Customer Experience Measurement Tools
The constraints associated with these tools for small businesses:
- Cost - they are extremely expensive
- Implementation - set up and configuration of
the product across all hosting sites and servers, tealeaf uses
http requests for example.
- Adoption - getting people internally within
the company to use them, for example creating a culture where
tech support and or customer services actively use these tools
in their daily role.
- Learning Curve - require a lot of training
and learning and time on how to use the product and to configure
the events required from scratch.
- Cultural / Change Management - getting to grips
with the “customer experience method of thinking”
in terms of the perceived traditional web analytics definitions
of items such as visits and page impressions versus “sessions”.
On Page Analysis Tools
Tools are available that allow you to replay exactly what your
customers did on your site, a bit like a video player of exactly
what they did on your website.
The sad thing is that such tools are priced for large enterprises,
and not the innovative fledgling businesses who need them.

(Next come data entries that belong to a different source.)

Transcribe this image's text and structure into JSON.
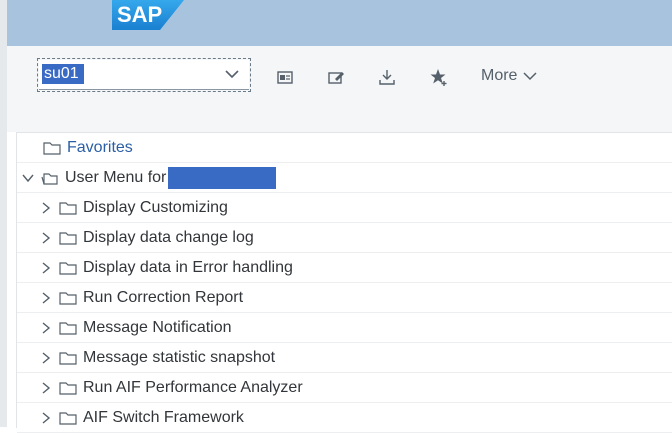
{
  "app": {
    "logo_text": "SAP"
  },
  "toolbar": {
    "command_field_value": "su01",
    "more_label": "More"
  },
  "tree": {
    "favorites_label": "Favorites",
    "user_menu_label": "User Menu for",
    "items": [
      {
        "label": "Display Customizing"
      },
      {
        "label": "Display data change log"
      },
      {
        "label": "Display data in Error handling"
      },
      {
        "label": "Run Correction Report"
      },
      {
        "label": "Message Notification"
      },
      {
        "label": "Message statistic snapshot"
      },
      {
        "label": "Run AIF Performance Analyzer"
      },
      {
        "label": "AIF Switch Framework"
      }
    ]
  },
  "colors": {
    "header": "#a8c3dd",
    "sap_blue": "#1a8fd8",
    "selection": "#3a6bc4"
  }
}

Ironically, getting sign off for such tools in large enterprises
is often trapped by political tape such that few get to use them
anyway.
Using Tealeaf Example
As an example on how to use on page analysis tools:
- Review site statistics to identify a particular type of good
conversion or bad problem (image not loaded, product not found,
404 etc) at an aggregrage level
- Search for all sessions where the event is found - this gives-
to see eg the scale of the problem, e.g 567 visits where product
was not found
- Drill down by replaying individual sessions
- A product not found could be occurring on lots of different
pages on your site
- Set up an event occurrence tealeaf - that occurred within a
session on the site. The program will tell you how many instances
when this particular type of problem occured.
Survey Tools
Survey tools [many of them are for free] are a great way to obtain
customer experience feed-back, and are often more easily analysed
and transformed into useful insights.